# Machine Design 6-Min Solutions - Prob 30



## Rocco (Apr 4, 2007)

Problem 30 of the Machine Design 6-Min Solutions book is the deflection analysis of a contrived welded structure. In the problem, there's a stubby 18 inch long beam that has two longer beams welded along its length at 6 and 12 inches respectively (sort of a tuning fork looking thing). Each of the longer beams are 48 inches long. Everything is square steel stock.

The question is to predict the deflection of the second long beam at its end. Everything is deflecting under its own weight. The deflection of the stubby beam is neglected, but its rotation is not.

In the solution, the author accounts only for the twist of the stubby piece due to the moments imparted by the two long beams. She does not account for the deflection of the long section under investigation as a cantilever under its own weight.

I agree with her calculation of the assembly's twist, but I think she should have also added in the sag of the long section...

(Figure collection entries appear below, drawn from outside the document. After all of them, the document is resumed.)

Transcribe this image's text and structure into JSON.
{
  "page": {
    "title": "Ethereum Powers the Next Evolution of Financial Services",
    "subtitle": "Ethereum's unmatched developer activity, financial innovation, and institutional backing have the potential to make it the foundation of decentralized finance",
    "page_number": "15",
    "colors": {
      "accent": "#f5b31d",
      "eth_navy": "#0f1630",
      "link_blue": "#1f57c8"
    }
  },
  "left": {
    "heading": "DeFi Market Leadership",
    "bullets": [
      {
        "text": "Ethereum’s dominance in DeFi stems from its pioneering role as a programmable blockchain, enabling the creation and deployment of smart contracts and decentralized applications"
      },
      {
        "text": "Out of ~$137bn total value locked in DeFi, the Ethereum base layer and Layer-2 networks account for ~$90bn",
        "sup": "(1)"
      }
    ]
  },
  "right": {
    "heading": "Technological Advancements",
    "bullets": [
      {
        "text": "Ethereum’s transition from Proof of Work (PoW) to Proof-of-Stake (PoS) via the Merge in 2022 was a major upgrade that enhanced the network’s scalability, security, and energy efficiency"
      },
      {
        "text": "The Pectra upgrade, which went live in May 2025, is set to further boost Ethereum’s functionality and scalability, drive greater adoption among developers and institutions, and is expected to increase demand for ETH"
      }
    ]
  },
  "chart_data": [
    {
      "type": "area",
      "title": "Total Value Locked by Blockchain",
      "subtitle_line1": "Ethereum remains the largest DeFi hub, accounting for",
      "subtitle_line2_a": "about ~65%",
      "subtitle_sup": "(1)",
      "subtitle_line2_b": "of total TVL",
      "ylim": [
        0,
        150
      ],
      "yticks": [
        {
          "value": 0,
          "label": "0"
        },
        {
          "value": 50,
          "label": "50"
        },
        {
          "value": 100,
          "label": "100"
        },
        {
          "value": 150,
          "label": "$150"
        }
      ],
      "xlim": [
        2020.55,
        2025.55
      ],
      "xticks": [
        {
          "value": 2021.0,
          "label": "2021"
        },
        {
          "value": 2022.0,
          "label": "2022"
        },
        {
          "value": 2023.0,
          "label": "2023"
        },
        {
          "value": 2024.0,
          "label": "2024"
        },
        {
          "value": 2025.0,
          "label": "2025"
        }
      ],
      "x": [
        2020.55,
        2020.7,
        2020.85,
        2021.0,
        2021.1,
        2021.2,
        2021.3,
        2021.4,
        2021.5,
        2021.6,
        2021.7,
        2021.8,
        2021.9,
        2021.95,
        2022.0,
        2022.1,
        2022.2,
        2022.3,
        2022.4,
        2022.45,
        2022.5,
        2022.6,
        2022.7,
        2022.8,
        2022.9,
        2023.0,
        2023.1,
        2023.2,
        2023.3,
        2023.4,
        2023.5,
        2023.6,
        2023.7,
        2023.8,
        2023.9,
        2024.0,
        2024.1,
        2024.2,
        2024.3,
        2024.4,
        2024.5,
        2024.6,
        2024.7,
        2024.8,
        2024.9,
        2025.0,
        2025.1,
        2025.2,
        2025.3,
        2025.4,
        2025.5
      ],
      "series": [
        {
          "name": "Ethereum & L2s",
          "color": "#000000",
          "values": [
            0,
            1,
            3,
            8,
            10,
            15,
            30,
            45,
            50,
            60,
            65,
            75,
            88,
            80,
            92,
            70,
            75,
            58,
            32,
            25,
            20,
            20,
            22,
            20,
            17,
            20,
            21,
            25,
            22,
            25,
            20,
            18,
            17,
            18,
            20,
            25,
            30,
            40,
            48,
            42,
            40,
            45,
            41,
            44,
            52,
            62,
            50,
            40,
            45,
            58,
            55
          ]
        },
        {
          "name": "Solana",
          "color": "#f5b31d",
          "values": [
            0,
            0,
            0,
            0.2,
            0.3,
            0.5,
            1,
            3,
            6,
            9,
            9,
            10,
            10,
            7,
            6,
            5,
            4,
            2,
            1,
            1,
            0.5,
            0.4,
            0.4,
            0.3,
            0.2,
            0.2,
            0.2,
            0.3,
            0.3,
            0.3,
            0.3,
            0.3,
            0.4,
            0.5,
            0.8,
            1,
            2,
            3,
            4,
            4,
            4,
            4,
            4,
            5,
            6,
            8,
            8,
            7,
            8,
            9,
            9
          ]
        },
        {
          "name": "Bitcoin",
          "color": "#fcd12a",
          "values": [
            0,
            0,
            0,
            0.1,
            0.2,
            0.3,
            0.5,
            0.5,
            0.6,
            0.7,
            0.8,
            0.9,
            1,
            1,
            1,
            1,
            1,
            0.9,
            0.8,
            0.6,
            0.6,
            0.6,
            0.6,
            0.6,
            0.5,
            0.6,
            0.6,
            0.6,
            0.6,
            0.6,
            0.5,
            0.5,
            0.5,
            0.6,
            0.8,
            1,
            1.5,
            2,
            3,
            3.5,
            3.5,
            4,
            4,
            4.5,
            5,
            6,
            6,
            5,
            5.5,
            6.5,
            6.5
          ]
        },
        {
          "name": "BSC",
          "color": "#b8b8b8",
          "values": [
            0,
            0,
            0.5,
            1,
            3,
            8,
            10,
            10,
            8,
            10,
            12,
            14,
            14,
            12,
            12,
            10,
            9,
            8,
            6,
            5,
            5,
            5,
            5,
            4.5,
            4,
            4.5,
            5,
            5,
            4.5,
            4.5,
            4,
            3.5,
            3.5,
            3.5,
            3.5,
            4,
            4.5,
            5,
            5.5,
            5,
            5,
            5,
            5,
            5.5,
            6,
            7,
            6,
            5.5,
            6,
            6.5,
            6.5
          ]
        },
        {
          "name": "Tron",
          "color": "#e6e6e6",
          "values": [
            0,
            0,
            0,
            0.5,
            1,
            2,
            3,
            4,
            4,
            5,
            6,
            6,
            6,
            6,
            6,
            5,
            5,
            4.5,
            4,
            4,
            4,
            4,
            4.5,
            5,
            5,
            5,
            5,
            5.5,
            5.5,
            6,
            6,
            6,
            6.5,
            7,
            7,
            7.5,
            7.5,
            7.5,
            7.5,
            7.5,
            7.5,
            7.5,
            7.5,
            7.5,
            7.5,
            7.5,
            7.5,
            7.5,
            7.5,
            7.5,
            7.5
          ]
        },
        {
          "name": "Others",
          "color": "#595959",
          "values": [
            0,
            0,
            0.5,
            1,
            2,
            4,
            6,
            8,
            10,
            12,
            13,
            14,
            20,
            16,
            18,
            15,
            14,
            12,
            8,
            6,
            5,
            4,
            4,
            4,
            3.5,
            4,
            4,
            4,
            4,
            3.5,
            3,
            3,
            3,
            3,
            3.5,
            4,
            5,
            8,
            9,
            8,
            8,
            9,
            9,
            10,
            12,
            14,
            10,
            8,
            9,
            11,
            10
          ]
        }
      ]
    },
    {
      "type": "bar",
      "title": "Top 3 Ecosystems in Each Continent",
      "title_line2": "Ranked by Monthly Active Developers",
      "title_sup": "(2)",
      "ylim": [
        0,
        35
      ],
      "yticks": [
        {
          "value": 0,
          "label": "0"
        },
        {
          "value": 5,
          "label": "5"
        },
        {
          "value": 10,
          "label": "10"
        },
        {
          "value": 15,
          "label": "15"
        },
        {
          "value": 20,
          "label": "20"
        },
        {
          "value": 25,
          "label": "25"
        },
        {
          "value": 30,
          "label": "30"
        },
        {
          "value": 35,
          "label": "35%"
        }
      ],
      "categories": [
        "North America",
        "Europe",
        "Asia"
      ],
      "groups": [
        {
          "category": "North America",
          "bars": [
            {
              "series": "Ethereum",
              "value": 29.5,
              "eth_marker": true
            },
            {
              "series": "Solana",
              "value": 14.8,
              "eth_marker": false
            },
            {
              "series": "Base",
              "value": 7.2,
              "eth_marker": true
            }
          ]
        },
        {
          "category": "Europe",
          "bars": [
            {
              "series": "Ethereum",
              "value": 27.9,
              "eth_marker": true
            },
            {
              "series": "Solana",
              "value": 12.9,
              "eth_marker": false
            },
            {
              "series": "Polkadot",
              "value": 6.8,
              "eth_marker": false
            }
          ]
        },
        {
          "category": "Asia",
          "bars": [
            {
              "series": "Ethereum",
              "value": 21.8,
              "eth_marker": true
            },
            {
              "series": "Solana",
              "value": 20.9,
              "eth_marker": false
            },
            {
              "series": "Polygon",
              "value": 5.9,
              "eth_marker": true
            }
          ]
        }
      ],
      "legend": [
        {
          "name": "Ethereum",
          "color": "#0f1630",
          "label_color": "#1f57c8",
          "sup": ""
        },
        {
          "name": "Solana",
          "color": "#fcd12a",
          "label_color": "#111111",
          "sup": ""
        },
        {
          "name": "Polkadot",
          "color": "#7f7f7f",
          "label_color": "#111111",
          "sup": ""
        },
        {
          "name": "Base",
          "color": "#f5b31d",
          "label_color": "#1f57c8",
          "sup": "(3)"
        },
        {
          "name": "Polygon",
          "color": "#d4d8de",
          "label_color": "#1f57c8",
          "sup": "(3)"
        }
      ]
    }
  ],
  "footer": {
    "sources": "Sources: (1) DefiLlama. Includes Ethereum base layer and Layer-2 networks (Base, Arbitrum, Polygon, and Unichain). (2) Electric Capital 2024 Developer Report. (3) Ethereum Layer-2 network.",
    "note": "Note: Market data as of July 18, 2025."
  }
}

Has anyone else done this problem? Any comments/insights to offer?

Thanks,

Rocco


----------



## JohnNevets (Apr 5, 2007)

Rocco,

I remembered that problem from when I did it last fall, because I thought the same thing, along with thinking it was unrealistic to neglect the deflection of the 18" piece. This sort of work is actually similar to what I do for a job, so I was extra ticked that they didn't handle it as I would have. If they wanted to make it simpler they could have asked for the angle of twist, instead of the deflection on the beam. I think most of the quetions in the 6 min solutions are reasonable, but this one was the exception. I don't remember how far not using those threw you off, was it enough to push you into one of the other answears, or would you still have picked the right one? That may have been why they left it with just the simple solution.

Just my take,

John


----------